Ticketmaster’s decision to close down Seatwave and other secondary ticket websites in Ireland and Europe has made news around the world.
The company announced the decision as being part of a long-term evolution and has trailed that it will launch a fan to fan exchange site in October where fans can exchange tickets they can no longer use at face value or less.
Ticketmaster Ireland CEO Keith English suggested the decision was a long-term one and nothing to do with proposed legislation here in Ireland or ongoing consumer legislation investigations in the UK.
In filings from the US for the financial year 2017 Ticketmaster parent company Live Nation reported that the service had sold 500 million tickets in 29 countries during the year, generating revenue for venues, promoters, artists and its own bottom line of an incredible $30 Billion.
Perhaps the evolution has indeed been a long time in the planning but consumer sentiment can be a fickle beast and there was undoubted heat here and elsewhere over the fact that Seatwave was perceived as being too close to Ticketmaster and not in the interests of genuine fans.
Initiative including the Verified Fan system have sought to rehabilitate the reputation and it could just be that the risk of being on the wrong side of legislation was just seen as too great a risk for a company that still dominates the market.
There are plenty of other ticket platforms, from Eventbrite and Ireland’s own tickets.ie here to Seat Advisor and many more.
There is an obvious threat from Facebook and Google who retain so much consumer data and Ticketmaster needs to be mindful of any vulnerability that could quickly be exploited.
Seatwave is no longer listing new events but is still live.
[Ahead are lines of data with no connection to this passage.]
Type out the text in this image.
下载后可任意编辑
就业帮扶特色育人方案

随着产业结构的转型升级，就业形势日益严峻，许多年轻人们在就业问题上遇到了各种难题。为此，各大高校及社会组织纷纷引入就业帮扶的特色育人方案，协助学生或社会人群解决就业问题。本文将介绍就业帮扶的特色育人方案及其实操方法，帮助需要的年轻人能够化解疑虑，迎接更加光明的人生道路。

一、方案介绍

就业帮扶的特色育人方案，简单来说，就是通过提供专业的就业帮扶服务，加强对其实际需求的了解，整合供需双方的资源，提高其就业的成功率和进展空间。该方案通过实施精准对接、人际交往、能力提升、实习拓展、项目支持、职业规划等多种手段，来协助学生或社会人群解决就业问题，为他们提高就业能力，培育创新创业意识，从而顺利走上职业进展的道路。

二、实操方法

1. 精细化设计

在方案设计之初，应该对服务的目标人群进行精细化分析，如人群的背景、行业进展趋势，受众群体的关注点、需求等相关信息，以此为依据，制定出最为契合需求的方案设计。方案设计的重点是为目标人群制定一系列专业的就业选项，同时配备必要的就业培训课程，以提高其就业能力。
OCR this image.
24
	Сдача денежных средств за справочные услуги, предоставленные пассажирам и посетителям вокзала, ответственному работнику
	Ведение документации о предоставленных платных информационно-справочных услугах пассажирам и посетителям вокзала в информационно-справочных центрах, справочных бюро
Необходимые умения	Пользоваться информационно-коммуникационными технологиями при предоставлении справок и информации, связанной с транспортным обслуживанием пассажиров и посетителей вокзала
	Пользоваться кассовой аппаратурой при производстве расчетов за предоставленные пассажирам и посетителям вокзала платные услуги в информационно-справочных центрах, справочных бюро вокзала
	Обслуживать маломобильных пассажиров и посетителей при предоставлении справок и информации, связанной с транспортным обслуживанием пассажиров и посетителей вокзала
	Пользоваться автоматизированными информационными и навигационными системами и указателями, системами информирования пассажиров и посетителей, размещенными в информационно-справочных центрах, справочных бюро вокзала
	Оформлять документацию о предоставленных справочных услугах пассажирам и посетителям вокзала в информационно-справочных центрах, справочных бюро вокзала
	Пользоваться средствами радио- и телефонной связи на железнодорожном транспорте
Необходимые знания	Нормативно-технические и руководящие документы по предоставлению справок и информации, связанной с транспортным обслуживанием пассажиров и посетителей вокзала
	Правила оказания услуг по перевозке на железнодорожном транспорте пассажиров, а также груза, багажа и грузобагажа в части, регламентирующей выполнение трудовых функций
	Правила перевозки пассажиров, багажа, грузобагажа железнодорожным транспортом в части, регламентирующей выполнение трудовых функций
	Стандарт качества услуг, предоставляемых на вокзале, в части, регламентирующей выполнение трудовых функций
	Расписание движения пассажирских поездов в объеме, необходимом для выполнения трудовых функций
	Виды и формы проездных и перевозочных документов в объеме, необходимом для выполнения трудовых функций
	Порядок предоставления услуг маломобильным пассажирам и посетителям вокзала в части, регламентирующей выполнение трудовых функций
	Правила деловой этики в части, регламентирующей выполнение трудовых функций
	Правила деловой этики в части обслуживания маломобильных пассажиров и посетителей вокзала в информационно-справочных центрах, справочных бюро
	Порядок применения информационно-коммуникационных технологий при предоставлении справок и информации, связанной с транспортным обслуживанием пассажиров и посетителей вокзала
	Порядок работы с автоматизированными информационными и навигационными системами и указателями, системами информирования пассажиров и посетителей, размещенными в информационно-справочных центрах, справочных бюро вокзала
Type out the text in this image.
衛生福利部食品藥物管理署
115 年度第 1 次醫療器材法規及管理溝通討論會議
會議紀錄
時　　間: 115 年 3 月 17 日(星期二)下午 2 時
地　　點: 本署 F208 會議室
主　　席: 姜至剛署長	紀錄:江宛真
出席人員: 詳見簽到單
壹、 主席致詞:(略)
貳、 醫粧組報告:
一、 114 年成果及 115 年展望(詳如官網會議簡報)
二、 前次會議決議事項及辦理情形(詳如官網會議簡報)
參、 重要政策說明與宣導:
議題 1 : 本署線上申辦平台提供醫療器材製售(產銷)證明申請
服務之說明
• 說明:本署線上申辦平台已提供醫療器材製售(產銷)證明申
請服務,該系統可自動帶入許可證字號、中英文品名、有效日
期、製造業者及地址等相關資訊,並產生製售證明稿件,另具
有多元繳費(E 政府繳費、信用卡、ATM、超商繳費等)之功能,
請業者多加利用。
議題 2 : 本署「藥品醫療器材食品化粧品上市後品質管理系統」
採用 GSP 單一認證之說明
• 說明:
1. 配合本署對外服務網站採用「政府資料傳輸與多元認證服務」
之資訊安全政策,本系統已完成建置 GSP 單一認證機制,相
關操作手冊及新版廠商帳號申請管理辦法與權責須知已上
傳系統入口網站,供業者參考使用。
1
It is currently listing 37 weekend tickets for the sold-out Electric Picnic ranging from €436 to €828.
There are 22 tickets available for U2 at the 3Arena. They range from €590 to
just under €1,000.
Viagogo and StubHub will be the main remaining secondary ticketing website where prices are set by the seller without limit once Seatwave is gone. Industry sources believe that they will expand to fill the gap left by Seatwave and that the battle to create an absolutely fair way of distributing tickets to fans, if that is even possible in reality, still has a long way to go.